Recommended for ages 14 and up.
Abortion is a topic few YA authors dare to broach in their books, and this reality alone would be enough reason for me to applaud award-winning author Ellen Levine's 2011 young adult novel In Trouble. But the book has plenty of merit as an unsentimental look at the hard choices (or lack thereof) teens confronted when they became pregnant in the 1950's.
The film noir style cover, portraying a lonely teenaged girl waiting late at night on a deserted street, sets the stage for this dark novel set in 1956 New York, when choices for young girls who got themselves "in trouble" were limited indeed. The author tells the story of best friends Jamie and Elaine, who both find themselves with unwanted pregnancies while in high school. However, the pregnancies are ultimately dealt with in very different ways, with a sensitive portrayal of how two different families dealt with this difficult situation.
Note: some spoilers....
Elaine has a steady boyfriend already in college, and is sure that he will marry her when she tells him about the pregnancy. Jamie's circumstances, on the other hand, are slowly unveiled by the author through a series of nightmares as the reader realizes that she was date-raped by a friend of her sophisticated Manhattan cousin. Jamie's family is already under plenty of stress, since her dad has just been released from prison, having been convicted for refusing to answer questions during the McCarthy hearings. But when they discover her circumstances, her family steps up, even helping her find a doctor who will do an abortion, despite abortions being illegal at the time. Elaine, on the other hand, is sent to a home for unwed Catholic girls, where she is pressured to give up her baby for adoption despite her wishes.
In Trouble is based on dozens of interviews Levine conducted, and although the characters are fictional, each event in the book actually happened to someone. In an author's note, Levine explains why she felt compelled to tell Elaine and Jamie's stories. "If we don't know what has happened, we can't appreciate our choices today and what we might lose if laws are changed," she writes. She explains that although we might think things are totally different today, with the availability of legal abortion, in 87% of U.S. counties you can't get a legal abortion, because there's no doctor who will do it.

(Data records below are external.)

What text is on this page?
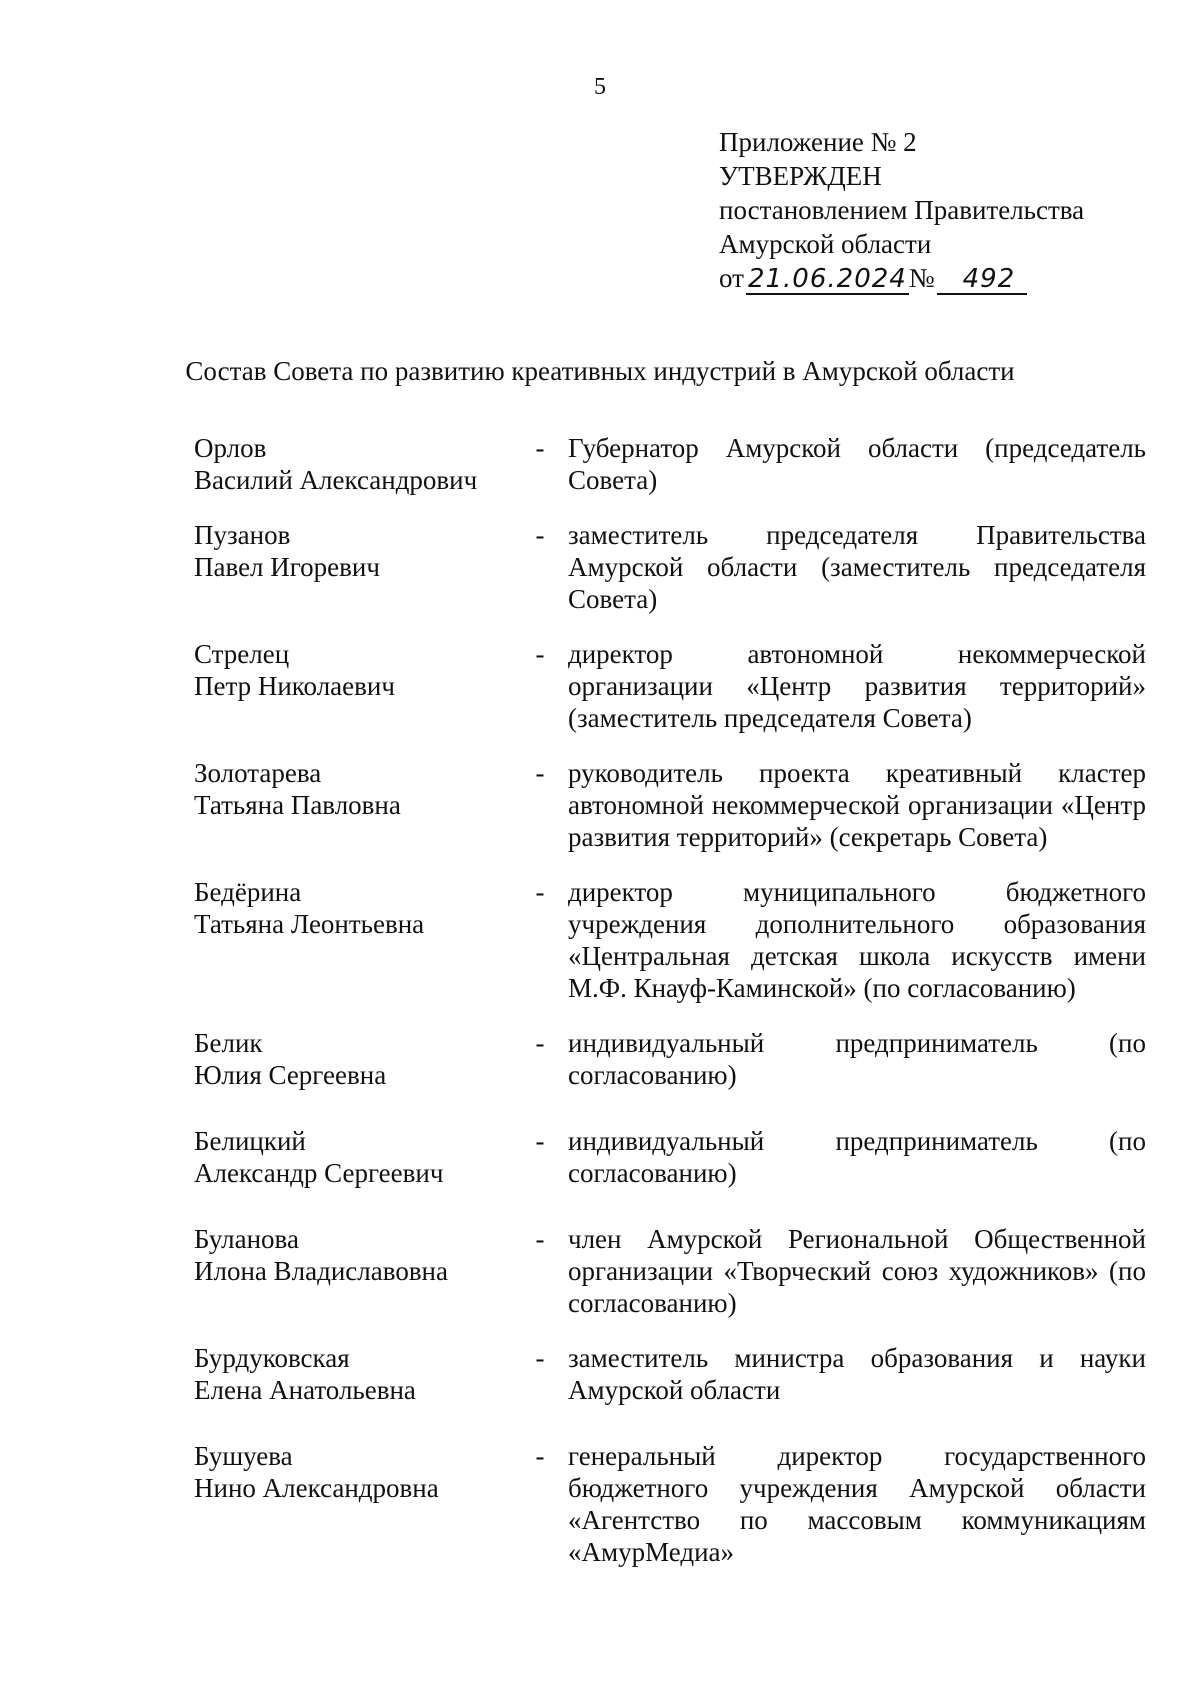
5
Приложение № 2
УТВЕРЖДЕН
постановлением Правительства
Амурской области
от 21.06.2024 №	492
Состав Совета по развитию креативных индустрий в Амурской области
Орлов
Василий Александрович
- Губернатор Амурской области (председатель Совета)
Пузанов
Павел Игоревич
- заместитель председателя Правительства Амурской области (заместитель председателя Совета)
Стрелец
Петр Николаевич
- директор автономной некоммерческой организации «Центр развития территорий» (заместитель председателя Совета)
Золотарева
Татьяна Павловна
- руководитель проекта креативный кластер автономной некоммерческой организации «Центр развития территорий» (секретарь Совета)
Бедёрина
Татьяна Леонтьевна
- директор муниципального бюджетного учреждения дополнительного образования «Центральная детская школа искусств имени М.Ф. Кнауф-Каминской» (по согласованию)
Белик
Юлия Сергеевна
- индивидуальный предприниматель (по согласованию)
Белицкий
Александр Сергеевич
- индивидуальный предприниматель (по согласованию)
Буланова
Илона Владиславовна
- член Амурской Региональной Общественной организации «Творческий союз художников» (по согласованию)
Бурдуковская
Елена Анатольевна
- заместитель министра образования и науки Амурской области
Бушуева
Нино Александровна
- генеральный директор государственного бюджетного учреждения Амурской области «Агентство по массовым коммуникациям «АмурМедиа»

I believe this is an important novel for young people, particularly girls to read; unfortunately, I'm not sure it will be widely purchased by school and public libraries. Despite the fact that Levine has won many awards for her work, including a Caldecott Honor for Henry's Freedom Box, few of the library systems in my area (Southern California) have purchased it, although the novel came out in September. Whether this is because of the controversial subject matter or limited budgets, I can't say, but I hope librarians will not be reluctant to add this to their collections because the book deals with abortion. It is a gripping story that deserves to be on the shelves.